La même année il crée le Neil Cowley Trio avec Rex Horan à la contrebasse et Evan
Jenkins à la batterie. En parallèle Cowley accompagne et enregistre avec
les chanteuses de variété Adele, Emeli Sandé, Birdy etc.
Depuis sa création, le Neil Cowley Trio publie un disque
tous les deux ans et Touch and Flee
et son cinquième album, sorti chez Naïm en septembre 2014. Les neufs
compositions – concises et denses – sont signées Cowley.
A part quelques effets discrets de synthétiseur dans
« Mission », Touch and Flee
est acoustique. L’influence de la pop est tangible dans l’approche
mélodique : des ritournelles délicates (« Kneel Down »,
« Bryce »), minimalistes (« Queen »), qui contrastent avec
les motifs sourds de la main gauche du pianiste, de la contrebasse et de la
batterie. Quant à l’électro, il est présent dans le traitement rythmique :
ostinatos presque mécaniques (« Kneel Down »), tourneries répétitives
(« Sparkling »), boucles imbriquées (« Couch Slouch »),
roulements serrés de la batterie (« Queen »)… Cowley met à profit une
indépendance des mains peu commune : sa main gauche – rythmique plutôt
qu’harmonique – fait corps avec la contrebasse et la batterie, tandis que la
main droite joue volontiers des mélodies élégantes, aigues et cristallines.
Horan est un peu l’électron libre du trio qui tantôt renforce l’impact
rythmique d’un rif sourd, tantôt promène ses lignes souples et sinueuses
au-dessus de la mêlée.
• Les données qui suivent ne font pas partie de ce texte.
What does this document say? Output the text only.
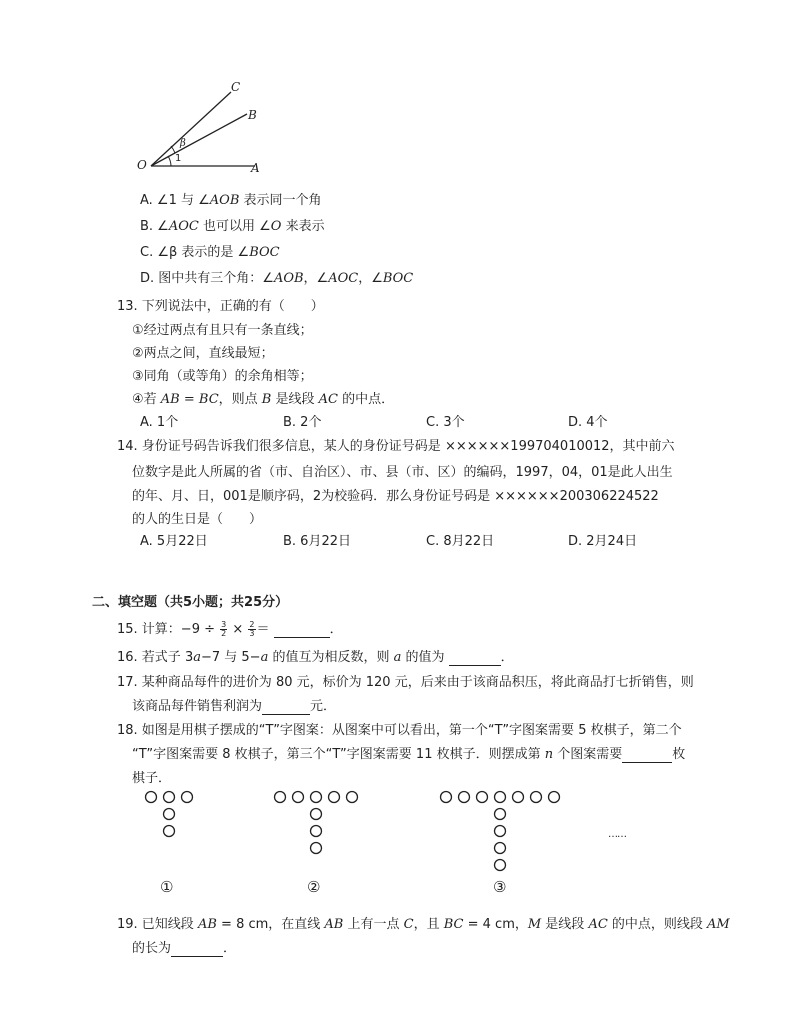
C
B
O	A
β
1
A. ∠1 与 ∠AOB 表示同一个角
B. ∠AOC 也可以用 ∠O 来表示
C. ∠β 表示的是 ∠BOC
D. 图中共有三个角：∠AOB，∠AOC，∠BOC
13. 下列说法中，正确的有（　　）
①经过两点有且只有一条直线；
②两点之间，直线最短；
③同角（或等角）的余角相等；
④若 AB = BC，则点 B 是线段 AC 的中点．
A. 1个	B. 2个	C. 3个	D. 4个
14. 身份证号码告诉我们很多信息，某人的身份证号码是 ××××××199704010012，其中前六
位数字是此人所属的省（市、自治区）、市、县（市、区）的编码，1997，04，01是此人出生
的年、月、日，001是顺序码，2为校验码．那么身份证号码是 ××××××200306224522
的人的生日是（　　）
A. 5月22日	B. 6月22日	C. 8月22日	D. 2月24日
二、填空题（共5小题；共25分）
15. 计算：$-9 \div \frac{3}{2} \times \frac{2}{3}$ ＝	．
16. 若式子 3a−7 与 5−a 的值互为相反数，则 a 的值为	．
17. 某种商品每件的进价为 80 元，标价为 120 元，后来由于该商品积压，将此商品打七折销售，则
该商品每件销售利润为	元．
18. 如图是用棋子摆成的“T”字图案：从图案中可以看出，第一个“T”字图案需要 5 枚棋子，第二个
“T”字图案需要 8 枚棋子，第三个“T”字图案需要 11 枚棋子．则摆成第 n 个图案需要	枚
棋子．
……
①	②	③
19. 已知线段 AB = 8 cm，在直线 AB 上有一点 C，且 BC = 4 cm，M 是线段 AC 的中点，则线段 AM
的长为	．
Jenkins est un alliage de jeu binaire, mat et rapide,
typiquement rock, et de légèreté entre pop et jazz, mais toujours ramassé et
tendu.
Avec son esprit pop jazz, ses mélodies astucieuses et ses
rythmes irrésistibles, Touch and Flee
a tous les atouts pour plaire, d’autant plus que le Neil Cowley Trio possède
une sonorité séduisante.
Le disque
Touch and Flee
Neil Cowley Trio
Neil Cowley (p), Rex Horan (b) et Evan Jenkins (d).
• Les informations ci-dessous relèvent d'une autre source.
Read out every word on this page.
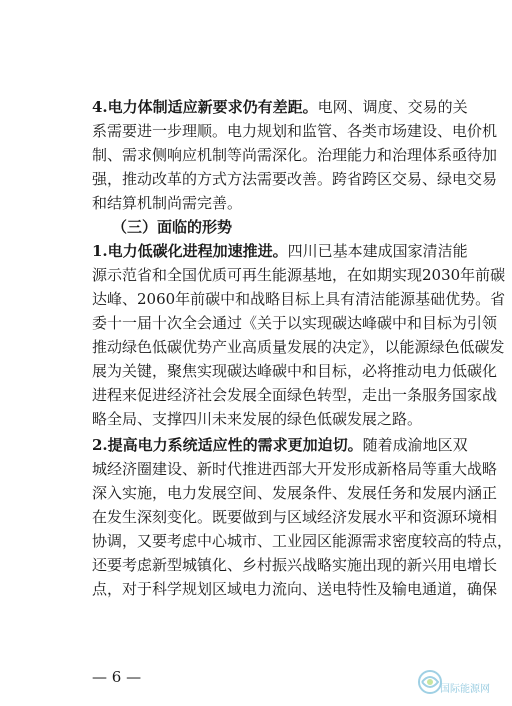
4.电力体制适应新要求仍有差距。电网、调度、交易的关
系需要进一步理顺。电力规划和监管、各类市场建设、电价机
制、需求侧响应机制等尚需深化。治理能力和治理体系亟待加
强，推动改革的方式方法需要改善。跨省跨区交易、绿电交易
和结算机制尚需完善。
（三）面临的形势
1.电力低碳化进程加速推进。四川已基本建成国家清洁能
源示范省和全国优质可再生能源基地，在如期实现2030年前碳
达峰、2060年前碳中和战略目标上具有清洁能源基础优势。省
委十一届十次全会通过《关于以实现碳达峰碳中和目标为引领
推动绿色低碳优势产业高质量发展的决定》，以能源绿色低碳发
展为关键，聚焦实现碳达峰碳中和目标，必将推动电力低碳化
进程来促进经济社会发展全面绿色转型，走出一条服务国家战
略全局、支撑四川未来发展的绿色低碳发展之路。
2.提高电力系统适应性的需求更加迫切。随着成渝地区双
城经济圈建设、新时代推进西部大开发形成新格局等重大战略
深入实施，电力发展空间、发展条件、发展任务和发展内涵正
在发生深刻变化。既要做到与区域经济发展水平和资源环境相
协调，又要考虑中心城市、工业园区能源需求密度较高的特点，
还要考虑新型城镇化、乡村振兴战略实施出现的新兴用电增长
点，对于科学规划区域电力流向、送电特性及输电通道，确保
— 6 —
国际能源网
Naim Jazz Records – naimcd206
Sortie en septembre 2014
Liste des morceaux
01. « Kneel Down » (5:53).
02. « Winterlude
» (1:58).
03. « Sparkling
» (4:55).
04. « Gang
of One » (3:11).
05. « Couch
Slouch » (4:02).
06. « Bryce
» (3:48).
07. « Mission
» (2:29).
08. « Queen
» (6:17).
09. « The Art » (3:03).
Tous les morceaux sont signés Cowley, sauf indication
contraire.
Whahay
Paul Rogers, Robin
Fincker & Fabien Duscombs
Le contrebassiste Paul
Rogers s’est fait remarquer dès le début des années soixante-dix dans les
formations d’Elton Dean, Evan Parker, Kenny Wheeler, Tony Levin…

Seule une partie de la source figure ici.